New media champions pole position. It champions first. Second? Sorry, slow-thumb. Why don’t you go over to that dark corner of Twitter with your friends, Mr. Third and Mrs. Fourth, plus the other million people who ceased to matter 16 seconds ago when some guy’s avatar had a premonition that this specific cultural event was going to occur. Sanjay Gupta just called that guy. That’s why you see Yelp reviews of restaurants before they open (happens all the time).

YELP REVIEW: “First review of this overrated hot spot! Admittedly, I liked the idea of Mr. Chang’s Un-Fusion when I heard about it six months before any of you did. Fusion went out with leg warmers (ha!). But now I’ve seen the logo on Logo.com and I can’t support this restaurant. The logo looks like a bunch of chopsticks having a really unorganized orgy. I expected more. Plus, the construction workers are malodorous and failed to whistle when I walked by (yes I walked by twice). When they open next August, I hope no one will waste their time. One star.”

But restaurants are not consumer products. They are not a TV or a Chrysler LeBaron. When a new TV or stylish LeBaron is released, they are as perfect as their designers thought they could possibly make them for the target audience and price point. They don’t need time to evolve, adjust practices or “hit a groove.” So it’s fair to evaluate them the exact moment they are released to the general public.

With restaurants, it’s the polar opposite. Restaurants could be no less perfect than the first day they open. Sadly, the only way to get it right is by letting the public in for real-world trial and error.

A restaurant, like any business or entity that depends on flawed things called human beings, is a living, breathing organism. It needs time to learn how to make all the moving parts walk together in a straight line, let alone run. Some of the newly hired waitstaff will need to be fired because they’re doing illicit things in the walk-in fridge.
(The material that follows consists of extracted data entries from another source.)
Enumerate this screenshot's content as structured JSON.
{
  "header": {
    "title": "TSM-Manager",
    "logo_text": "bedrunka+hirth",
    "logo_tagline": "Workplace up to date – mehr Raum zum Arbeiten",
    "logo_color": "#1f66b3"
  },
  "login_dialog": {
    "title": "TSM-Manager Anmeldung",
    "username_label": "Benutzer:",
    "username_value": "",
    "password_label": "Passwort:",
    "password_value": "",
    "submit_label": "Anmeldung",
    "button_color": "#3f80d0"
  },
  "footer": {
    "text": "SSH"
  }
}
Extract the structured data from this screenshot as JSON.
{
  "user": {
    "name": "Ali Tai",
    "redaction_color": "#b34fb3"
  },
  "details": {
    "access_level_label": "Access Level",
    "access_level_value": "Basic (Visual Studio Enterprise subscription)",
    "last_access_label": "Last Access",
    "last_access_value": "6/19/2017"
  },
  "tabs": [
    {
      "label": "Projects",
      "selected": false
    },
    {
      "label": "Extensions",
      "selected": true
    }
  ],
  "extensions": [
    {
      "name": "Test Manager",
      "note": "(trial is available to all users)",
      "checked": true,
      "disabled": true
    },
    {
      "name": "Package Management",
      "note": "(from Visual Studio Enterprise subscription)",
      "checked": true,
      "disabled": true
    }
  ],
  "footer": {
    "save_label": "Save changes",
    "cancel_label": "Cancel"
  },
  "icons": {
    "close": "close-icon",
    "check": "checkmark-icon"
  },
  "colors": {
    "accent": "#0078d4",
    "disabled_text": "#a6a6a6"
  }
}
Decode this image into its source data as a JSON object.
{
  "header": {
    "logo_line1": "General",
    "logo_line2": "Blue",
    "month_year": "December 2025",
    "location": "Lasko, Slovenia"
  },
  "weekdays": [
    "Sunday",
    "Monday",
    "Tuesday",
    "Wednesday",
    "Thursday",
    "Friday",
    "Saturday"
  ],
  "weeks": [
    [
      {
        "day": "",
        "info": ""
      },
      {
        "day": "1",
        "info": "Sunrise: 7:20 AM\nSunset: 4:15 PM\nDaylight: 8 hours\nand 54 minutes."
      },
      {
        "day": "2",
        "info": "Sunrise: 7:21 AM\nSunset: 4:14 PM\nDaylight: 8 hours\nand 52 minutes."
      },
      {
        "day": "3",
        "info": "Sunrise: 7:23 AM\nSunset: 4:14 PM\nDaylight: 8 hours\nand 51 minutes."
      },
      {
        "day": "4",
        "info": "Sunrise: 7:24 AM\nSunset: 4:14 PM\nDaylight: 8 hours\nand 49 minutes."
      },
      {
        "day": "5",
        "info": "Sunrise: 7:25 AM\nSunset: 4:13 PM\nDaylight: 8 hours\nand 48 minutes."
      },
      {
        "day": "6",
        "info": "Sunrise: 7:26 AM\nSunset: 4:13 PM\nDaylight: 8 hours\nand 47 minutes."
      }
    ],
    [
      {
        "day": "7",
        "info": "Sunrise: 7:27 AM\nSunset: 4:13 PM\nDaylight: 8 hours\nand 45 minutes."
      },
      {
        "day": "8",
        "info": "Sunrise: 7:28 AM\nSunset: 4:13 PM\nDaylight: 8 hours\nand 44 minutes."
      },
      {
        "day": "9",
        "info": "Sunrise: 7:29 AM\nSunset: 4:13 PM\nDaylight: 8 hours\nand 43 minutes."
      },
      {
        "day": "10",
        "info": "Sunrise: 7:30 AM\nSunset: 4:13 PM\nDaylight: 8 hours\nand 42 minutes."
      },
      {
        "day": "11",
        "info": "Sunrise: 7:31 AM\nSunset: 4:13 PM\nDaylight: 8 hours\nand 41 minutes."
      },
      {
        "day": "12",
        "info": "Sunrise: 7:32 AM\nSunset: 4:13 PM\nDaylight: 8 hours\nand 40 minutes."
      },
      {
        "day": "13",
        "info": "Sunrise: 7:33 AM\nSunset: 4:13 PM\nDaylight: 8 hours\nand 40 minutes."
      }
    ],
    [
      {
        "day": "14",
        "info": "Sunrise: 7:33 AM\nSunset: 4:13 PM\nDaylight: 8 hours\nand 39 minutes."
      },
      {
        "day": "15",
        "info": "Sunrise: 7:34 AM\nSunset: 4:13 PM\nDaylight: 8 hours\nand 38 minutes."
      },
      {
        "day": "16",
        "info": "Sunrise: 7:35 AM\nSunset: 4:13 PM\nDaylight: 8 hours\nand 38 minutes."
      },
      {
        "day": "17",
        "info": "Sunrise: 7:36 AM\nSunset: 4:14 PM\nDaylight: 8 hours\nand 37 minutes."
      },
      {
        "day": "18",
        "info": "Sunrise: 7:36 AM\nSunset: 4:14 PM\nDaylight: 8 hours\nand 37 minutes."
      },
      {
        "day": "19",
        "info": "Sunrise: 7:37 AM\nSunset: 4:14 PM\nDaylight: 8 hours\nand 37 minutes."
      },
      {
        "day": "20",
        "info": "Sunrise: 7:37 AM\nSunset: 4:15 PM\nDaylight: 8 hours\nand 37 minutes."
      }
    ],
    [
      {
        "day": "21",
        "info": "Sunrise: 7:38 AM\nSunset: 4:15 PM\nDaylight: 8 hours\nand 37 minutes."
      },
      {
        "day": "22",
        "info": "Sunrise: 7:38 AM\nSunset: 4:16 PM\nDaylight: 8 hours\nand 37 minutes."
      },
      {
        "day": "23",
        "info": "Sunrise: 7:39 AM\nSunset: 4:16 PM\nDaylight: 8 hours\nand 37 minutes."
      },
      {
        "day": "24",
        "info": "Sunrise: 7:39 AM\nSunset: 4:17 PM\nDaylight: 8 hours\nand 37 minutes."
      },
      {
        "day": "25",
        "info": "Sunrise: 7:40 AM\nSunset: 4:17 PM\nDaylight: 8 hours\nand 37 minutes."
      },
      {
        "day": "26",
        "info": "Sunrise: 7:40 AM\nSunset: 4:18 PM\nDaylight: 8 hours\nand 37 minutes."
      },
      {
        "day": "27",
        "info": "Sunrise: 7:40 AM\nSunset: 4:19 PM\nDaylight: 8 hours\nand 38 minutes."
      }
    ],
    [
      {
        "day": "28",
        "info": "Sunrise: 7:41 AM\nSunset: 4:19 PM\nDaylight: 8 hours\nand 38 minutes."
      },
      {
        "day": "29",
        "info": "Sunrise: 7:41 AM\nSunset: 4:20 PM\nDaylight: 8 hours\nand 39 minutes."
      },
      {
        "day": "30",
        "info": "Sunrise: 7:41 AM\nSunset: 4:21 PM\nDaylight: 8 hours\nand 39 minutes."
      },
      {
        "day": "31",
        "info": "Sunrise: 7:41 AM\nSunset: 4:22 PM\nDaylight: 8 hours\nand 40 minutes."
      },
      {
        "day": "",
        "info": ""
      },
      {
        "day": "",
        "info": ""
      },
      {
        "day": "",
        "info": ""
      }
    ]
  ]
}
Some sous chefs will have exaggerated resumes (“Six months under Joel Rubochon” means “I squatted in his basement.”) There’s new kitchen equipment to master, new knobs to gauge, noise-levels to fine-tune in the dining room. Maybe the seafood guy is farming the Dover Sole in his college dorm fishtank.

In my half-decade plus as a restaurant writer, I’ve often asked operators and chefs: How long before a restaurant should be firing on all cylinders? I’ve heard one to two years. I’ve heard months and weeks. No one has ever said, “Opening night.”
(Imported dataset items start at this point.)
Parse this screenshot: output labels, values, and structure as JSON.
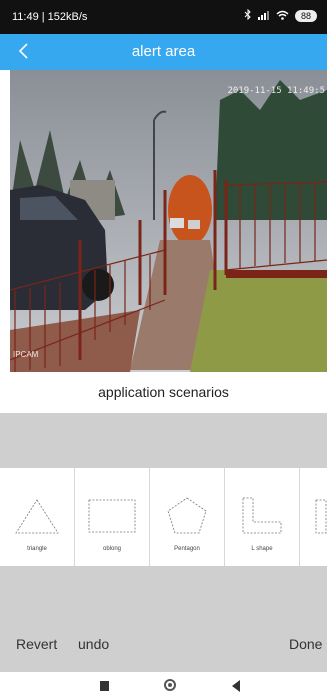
{
  "status_bar": {
    "time_speed": "11:49 | 152kB/s",
    "battery": "88",
    "icons": [
      "alarm-icon",
      "bluetooth-icon",
      "signal-icon",
      "wifi-icon",
      "battery-icon"
    ]
  },
  "header": {
    "title": "alert area",
    "back_icon": "back-chevron-icon",
    "color": "#35a8ef"
  },
  "video": {
    "timestamp": "2019-11-15 11:49:5",
    "camera_label": "IPCAM"
  },
  "section": {
    "label": "application scenarios"
  },
  "shapes": [
    {
      "label": "triangle",
      "icon": "triangle-icon"
    },
    {
      "label": "oblong",
      "icon": "oblong-icon"
    },
    {
      "label": "Pentagon",
      "icon": "pentagon-icon"
    },
    {
      "label": "L shape",
      "icon": "l-shape-icon"
    },
    {
      "label": "",
      "icon": "partial-shape-icon"
    }
  ],
  "actions": {
    "revert": "Revert",
    "undo": "undo",
    "done": "Done"
  }
}
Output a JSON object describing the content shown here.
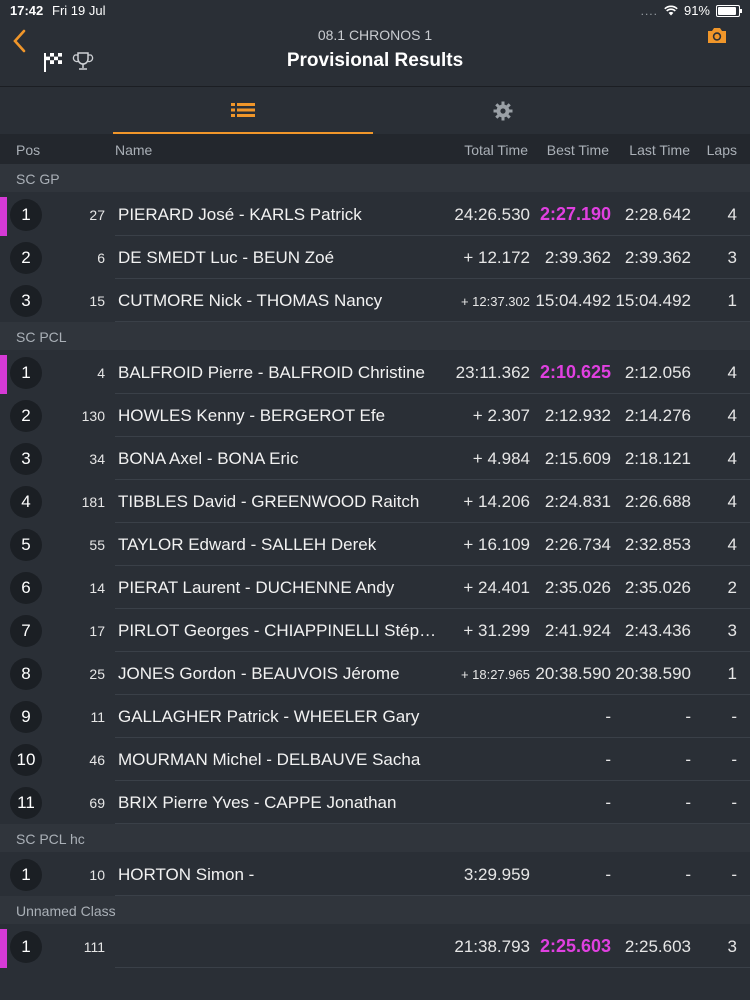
{
  "status": {
    "time": "17:42",
    "date": "Fri 19 Jul",
    "signal": "....",
    "battery": "91%"
  },
  "header": {
    "subtitle": "08.1 CHRONOS 1",
    "title": "Provisional Results"
  },
  "columns": {
    "pos": "Pos",
    "name": "Name",
    "total": "Total Time",
    "best": "Best Time",
    "last": "Last Time",
    "laps": "Laps"
  },
  "colors": {
    "accent": "#f0962a",
    "best_highlight": "#e040e0",
    "leader_mark": "#d63ad6"
  },
  "classes": [
    {
      "label": "SC GP",
      "rows": [
        {
          "pos": "1",
          "num": "27",
          "name": "PIERARD José - KARLS Patrick",
          "total": "24:26.530",
          "best": "2:27.190",
          "last": "2:28.642",
          "laps": "4",
          "hl": true
        },
        {
          "pos": "2",
          "num": "6",
          "name": "DE SMEDT Luc -  BEUN Zoé",
          "total": "+ 12.172",
          "best": "2:39.362",
          "last": "2:39.362",
          "laps": "3"
        },
        {
          "pos": "3",
          "num": "15",
          "name": "CUTMORE Nick - THOMAS Nancy",
          "total": "+ 12:37.302",
          "best": "15:04.492",
          "last": "15:04.492",
          "laps": "1",
          "small": true
        }
      ]
    },
    {
      "label": "SC PCL",
      "rows": [
        {
          "pos": "1",
          "num": "4",
          "name": "BALFROID Pierre - BALFROID Christine",
          "total": "23:11.362",
          "best": "2:10.625",
          "last": "2:12.056",
          "laps": "4",
          "hl": true
        },
        {
          "pos": "2",
          "num": "130",
          "name": "HOWLES Kenny - BERGEROT Efe",
          "total": "+ 2.307",
          "best": "2:12.932",
          "last": "2:14.276",
          "laps": "4"
        },
        {
          "pos": "3",
          "num": "34",
          "name": "BONA Axel - BONA Eric",
          "total": "+ 4.984",
          "best": "2:15.609",
          "last": "2:18.121",
          "laps": "4"
        },
        {
          "pos": "4",
          "num": "181",
          "name": "TIBBLES David - GREENWOOD Raitch",
          "total": "+ 14.206",
          "best": "2:24.831",
          "last": "2:26.688",
          "laps": "4"
        },
        {
          "pos": "5",
          "num": "55",
          "name": "TAYLOR Edward - SALLEH Derek",
          "total": "+ 16.109",
          "best": "2:26.734",
          "last": "2:32.853",
          "laps": "4"
        },
        {
          "pos": "6",
          "num": "14",
          "name": "PIERAT Laurent - DUCHENNE Andy",
          "total": "+ 24.401",
          "best": "2:35.026",
          "last": "2:35.026",
          "laps": "2"
        },
        {
          "pos": "7",
          "num": "17",
          "name": "PIRLOT Georges - CHIAPPINELLI Stéphane",
          "total": "+ 31.299",
          "best": "2:41.924",
          "last": "2:43.436",
          "laps": "3"
        },
        {
          "pos": "8",
          "num": "25",
          "name": "JONES Gordon - BEAUVOIS Jérome",
          "total": "+ 18:27.965",
          "best": "20:38.590",
          "last": "20:38.590",
          "laps": "1",
          "small": true
        },
        {
          "pos": "9",
          "num": "11",
          "name": "GALLAGHER Patrick - WHEELER Gary",
          "total": "",
          "best": "-",
          "last": "-",
          "laps": "-"
        },
        {
          "pos": "10",
          "num": "46",
          "name": "MOURMAN Michel - DELBAUVE Sacha",
          "total": "",
          "best": "-",
          "last": "-",
          "laps": "-"
        },
        {
          "pos": "11",
          "num": "69",
          "name": "BRIX Pierre Yves - CAPPE Jonathan",
          "total": "",
          "best": "-",
          "last": "-",
          "laps": "-"
        }
      ]
    },
    {
      "label": "SC PCL hc",
      "rows": [
        {
          "pos": "1",
          "num": "10",
          "name": "HORTON Simon -",
          "total": "3:29.959",
          "best": "-",
          "last": "-",
          "laps": "-"
        }
      ]
    },
    {
      "label": "Unnamed Class",
      "rows": [
        {
          "pos": "1",
          "num": "111",
          "name": "",
          "total": "21:38.793",
          "best": "2:25.603",
          "last": "2:25.603",
          "laps": "3",
          "hl": true
        }
      ]
    }
  ]
}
“It depends on the operator, but I wait at least three months to eat somewhere,” says Trey Foshee (Note: We’d already settled on three months when I asked him). “I believe the New York Times waits six weeks before their first visit.”

I didn’t check with the NYT. I Googled it, but all I could find was a lot of mean stuff about Guy Fieri. Six weeks sounds logical.
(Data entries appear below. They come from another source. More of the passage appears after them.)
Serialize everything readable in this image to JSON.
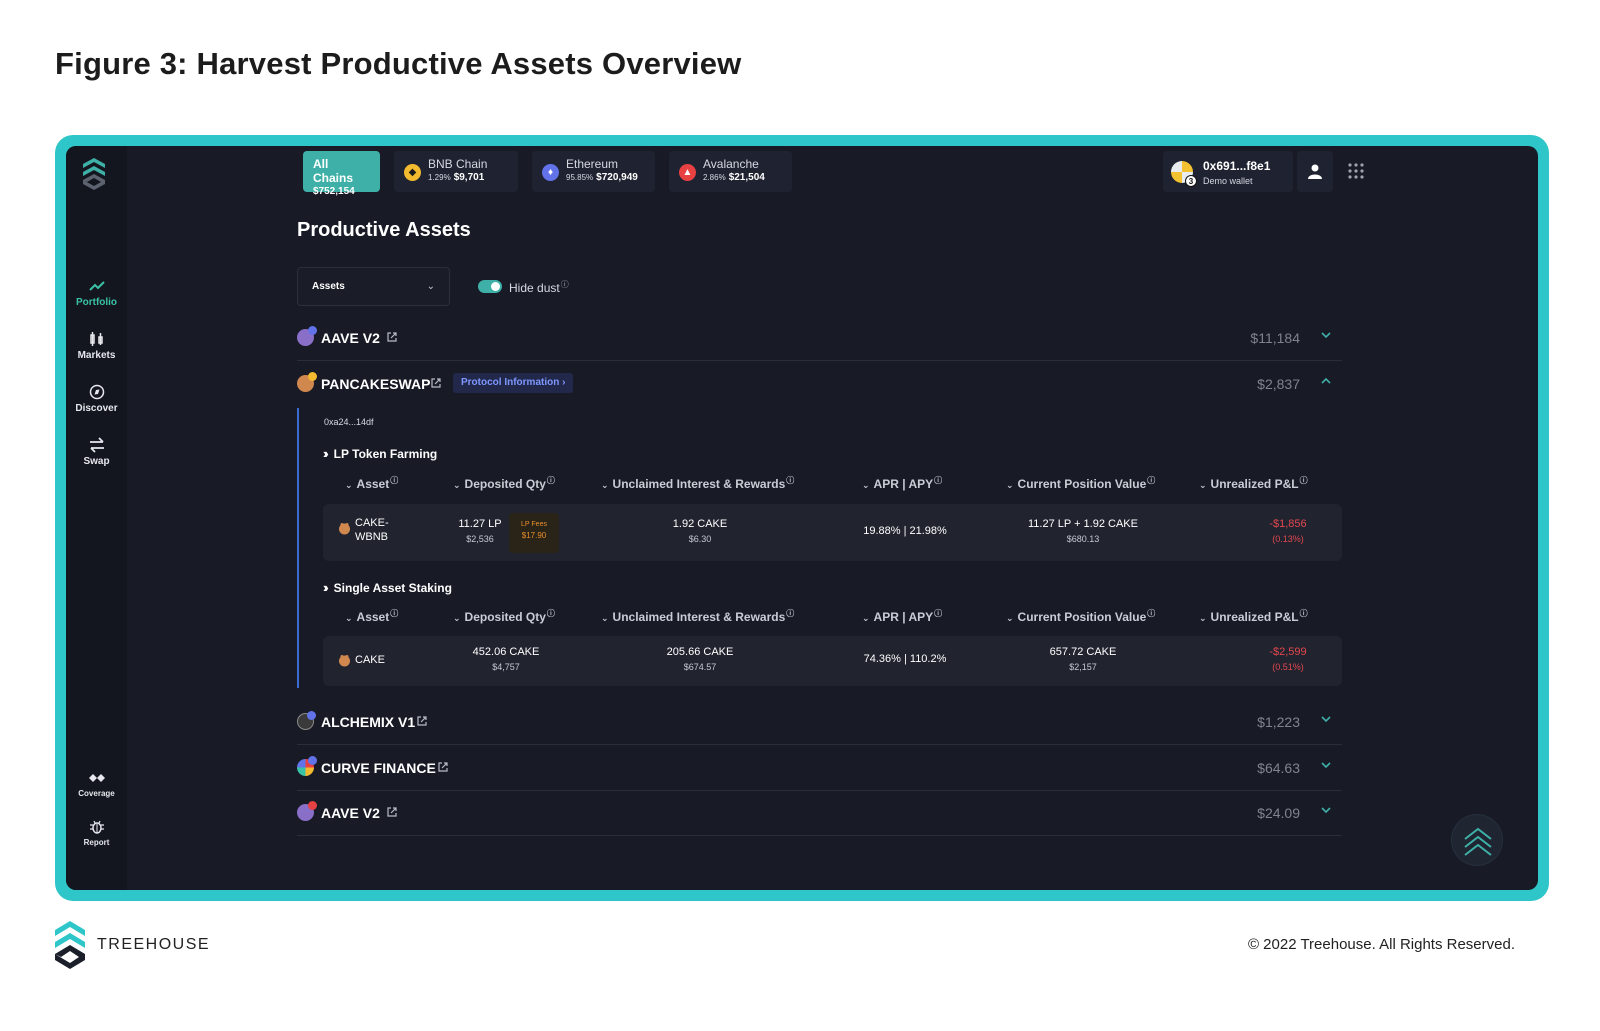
{
  "figure": {
    "title": "Figure 3: Harvest Productive Assets Overview"
  },
  "sidebar": {
    "items": [
      {
        "label": "Portfolio",
        "icon": "chart-line-icon"
      },
      {
        "label": "Markets",
        "icon": "candlestick-icon"
      },
      {
        "label": "Discover",
        "icon": "compass-icon"
      },
      {
        "label": "Swap",
        "icon": "swap-arrows-icon"
      },
      {
        "label": "Coverage",
        "icon": "handshake-icon"
      },
      {
        "label": "Report",
        "icon": "bug-icon"
      }
    ]
  },
  "chains": [
    {
      "name": "All Chains",
      "amount": "$752,154"
    },
    {
      "name": "BNB Chain",
      "pct": "1.29%",
      "amount": "$9,701",
      "color": "#f3ba2f"
    },
    {
      "name": "Ethereum",
      "pct": "95.85%",
      "amount": "$720,949",
      "color": "#6272e8"
    },
    {
      "name": "Avalanche",
      "pct": "2.86%",
      "amount": "$21,504",
      "color": "#e84142"
    }
  ],
  "wallet": {
    "address": "0x691...f8e1",
    "label": "Demo wallet",
    "badge": "3"
  },
  "page": {
    "title": "Productive Assets"
  },
  "filters": {
    "select_value": "Assets",
    "hide_dust_label": "Hide dust",
    "info": "ⓘ"
  },
  "protocols": [
    {
      "name": "AAVE V2",
      "value": "$11,184"
    },
    {
      "name": "PANCAKESWAP",
      "value": "$2,837",
      "info_label": "Protocol Information"
    },
    {
      "name": "ALCHEMIX V1",
      "value": "$1,223"
    },
    {
      "name": "CURVE FINANCE",
      "value": "$64.63"
    },
    {
      "name": "AAVE V2",
      "value": "$24.09"
    }
  ],
  "pancakeswap": {
    "account": "0xa24...14df",
    "columns": [
      "Asset",
      "Deposited Qty",
      "Unclaimed Interest & Rewards",
      "APR | APY",
      "Current Position Value",
      "Unrealized P&L"
    ],
    "sections": [
      {
        "title": "LP Token Farming",
        "row": {
          "asset_line1": "CAKE-",
          "asset_line2": "WBNB",
          "deposited": "11.27 LP",
          "deposited_usd": "$2,536",
          "lp_fees_label": "LP Fees",
          "lp_fees_value": "$17.90",
          "unclaimed": "1.92 CAKE",
          "unclaimed_usd": "$6.30",
          "apr_apy": "19.88% | 21.98%",
          "position": "11.27 LP + 1.92 CAKE",
          "position_usd": "$680.13",
          "pnl": "-$1,856",
          "pnl_pct": "(0.13%)"
        }
      },
      {
        "title": "Single Asset Staking",
        "row": {
          "asset_line1": "CAKE",
          "deposited": "452.06 CAKE",
          "deposited_usd": "$4,757",
          "unclaimed": "205.66 CAKE",
          "unclaimed_usd": "$674.57",
          "apr_apy": "74.36% | 110.2%",
          "position": "657.72 CAKE",
          "position_usd": "$2,157",
          "pnl": "-$2,599",
          "pnl_pct": "(0.51%)"
        }
      }
    ]
  },
  "footer": {
    "brand": "TREEHOUSE",
    "copyright": "© 2022 Treehouse. All Rights Reserved."
  },
  "colors": {
    "accent": "#2ec6c8",
    "teal": "#3fb0a8",
    "negative": "#e3474f",
    "background": "#181b26"
  }
}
The Dining Review in San Diego Magazine is an estimable space. I read it and wished to be writing it long before I started doing so. I am paid to inform and entertain. I’m a research-based word monkey. But my specific skill and area of study—day after day after day—is restaurants. I’ve seen thousands of ‘em by now, and like to think I can take a look at a restaurant, identify its peer group, hold it up against those, and make a somewhat well-founded, if not at least painstakingly obsessive, critical evaluation of where it lands on the sliding scale of awesomeness.

Why? I just like writing about dinner. And you only have so many nights out. You only have so many dollars we can expend toward pan-seared halibut. I’m trying to find you the best one, in the best environment, with the best service. I’m trying to find you the best experience.

And to do that, I’ve finally decided: **** the digital age. We won’t be first media outlet to review restaurants. But we feel that when we do, that restaurant will have had the right amount of time to become all that it can be. Or have failed at it pretty miserably.

After all, first is very rarely best. Just ask the guy who first tried to fly by jumping off a building with a kite strapped to his back.

(NOTE: This just applies to the Dining Review. SD Mag will continue to cover news about new restaurants in other areas, including here.)